For Ammori and others, this seems like a shake-down that lets the service providers get paid at at both ends—by their home subscribers and by the web companies that deliver stuff to these subscribers. Ammori worries that the ISPs will start throwing their weight around unfairly. “We don’t want AT&T and others to impose a tax and to treat those who pay a tax better than others,” he says. The strange thing is that even some of the biggest “net neutrality” advocates downplay the importance of these peering deals, saying they have nothing to do with net neutrality. But this is largely an argument of semantics. The point is that, whatever terms you use to describe it, the situation could lead to an unfair playing field.
One way to prevent this is through greater competition among ISPs. If consumers and web companies have many ISPs to choose from, no one ISP can control who gets what.
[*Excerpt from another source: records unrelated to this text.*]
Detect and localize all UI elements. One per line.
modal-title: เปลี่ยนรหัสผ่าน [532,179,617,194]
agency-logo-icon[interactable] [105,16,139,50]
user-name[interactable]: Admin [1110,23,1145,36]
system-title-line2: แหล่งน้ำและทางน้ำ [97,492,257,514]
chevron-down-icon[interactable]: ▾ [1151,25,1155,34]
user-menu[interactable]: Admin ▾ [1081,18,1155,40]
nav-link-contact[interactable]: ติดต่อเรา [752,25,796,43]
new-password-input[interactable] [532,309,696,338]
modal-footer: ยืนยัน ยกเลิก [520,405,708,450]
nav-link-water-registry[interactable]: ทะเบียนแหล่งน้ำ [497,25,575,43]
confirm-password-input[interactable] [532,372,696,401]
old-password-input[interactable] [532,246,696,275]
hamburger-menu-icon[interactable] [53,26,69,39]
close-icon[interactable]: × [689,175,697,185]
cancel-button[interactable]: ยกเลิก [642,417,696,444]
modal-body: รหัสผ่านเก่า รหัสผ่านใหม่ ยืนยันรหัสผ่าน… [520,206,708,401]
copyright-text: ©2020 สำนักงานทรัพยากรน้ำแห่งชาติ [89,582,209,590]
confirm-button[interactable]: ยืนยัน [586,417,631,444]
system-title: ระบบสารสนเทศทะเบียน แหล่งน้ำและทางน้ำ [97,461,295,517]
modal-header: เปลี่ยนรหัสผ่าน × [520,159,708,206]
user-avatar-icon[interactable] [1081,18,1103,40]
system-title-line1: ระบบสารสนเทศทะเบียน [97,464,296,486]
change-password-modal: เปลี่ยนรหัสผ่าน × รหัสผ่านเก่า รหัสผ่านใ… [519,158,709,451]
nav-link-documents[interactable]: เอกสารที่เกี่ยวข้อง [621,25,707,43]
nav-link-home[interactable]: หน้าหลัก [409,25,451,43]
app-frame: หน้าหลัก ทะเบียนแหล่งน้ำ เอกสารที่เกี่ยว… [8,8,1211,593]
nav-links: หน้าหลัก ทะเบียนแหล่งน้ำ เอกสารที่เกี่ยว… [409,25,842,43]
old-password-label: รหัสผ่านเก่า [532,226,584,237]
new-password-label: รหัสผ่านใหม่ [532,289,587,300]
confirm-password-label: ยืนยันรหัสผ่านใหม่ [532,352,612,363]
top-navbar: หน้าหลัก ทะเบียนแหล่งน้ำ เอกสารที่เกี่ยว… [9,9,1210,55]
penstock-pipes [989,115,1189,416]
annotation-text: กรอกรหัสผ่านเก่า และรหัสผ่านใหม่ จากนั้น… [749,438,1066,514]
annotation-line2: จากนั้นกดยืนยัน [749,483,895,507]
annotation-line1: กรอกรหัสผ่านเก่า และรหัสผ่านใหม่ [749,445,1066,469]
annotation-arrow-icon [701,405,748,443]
Ammori doesn’t see more competition among ISPs as a panacea, but he thinks it would help. And another network activist, Seth Johnson, believes competition can change things, but that it will take government action to make that happen. “Competition and regulation are not at odds in every case. Particularly in telecom,” he says. In any event, competition is a bigger issue than net neutrality. The internet has evolved, but the debate must evolve along with it.
If Comcast’s last-mile of cable connection was available to all competitors under the same terms that gave dial-up service providers access to all copper telephone networks back in the 1990s, we would have more ISPs in more geographical areas. Consumers could simply switch providers whenever Netflix or YouTube started to get choppy. And that would give Netflix and YouTube more leverage in their deals with the ISPs. At the moment, this option—where ISPs are treated as “common carriers”—is on the table, but it seems like a remote possibility. Maybe it shouldn’t be. Instead of railing against fast lanes, we should be pushing Washington to explore ideas like this that could actually promote competition among ISPs. “In the present situation,” Johnson says, “the debate is misdirected.”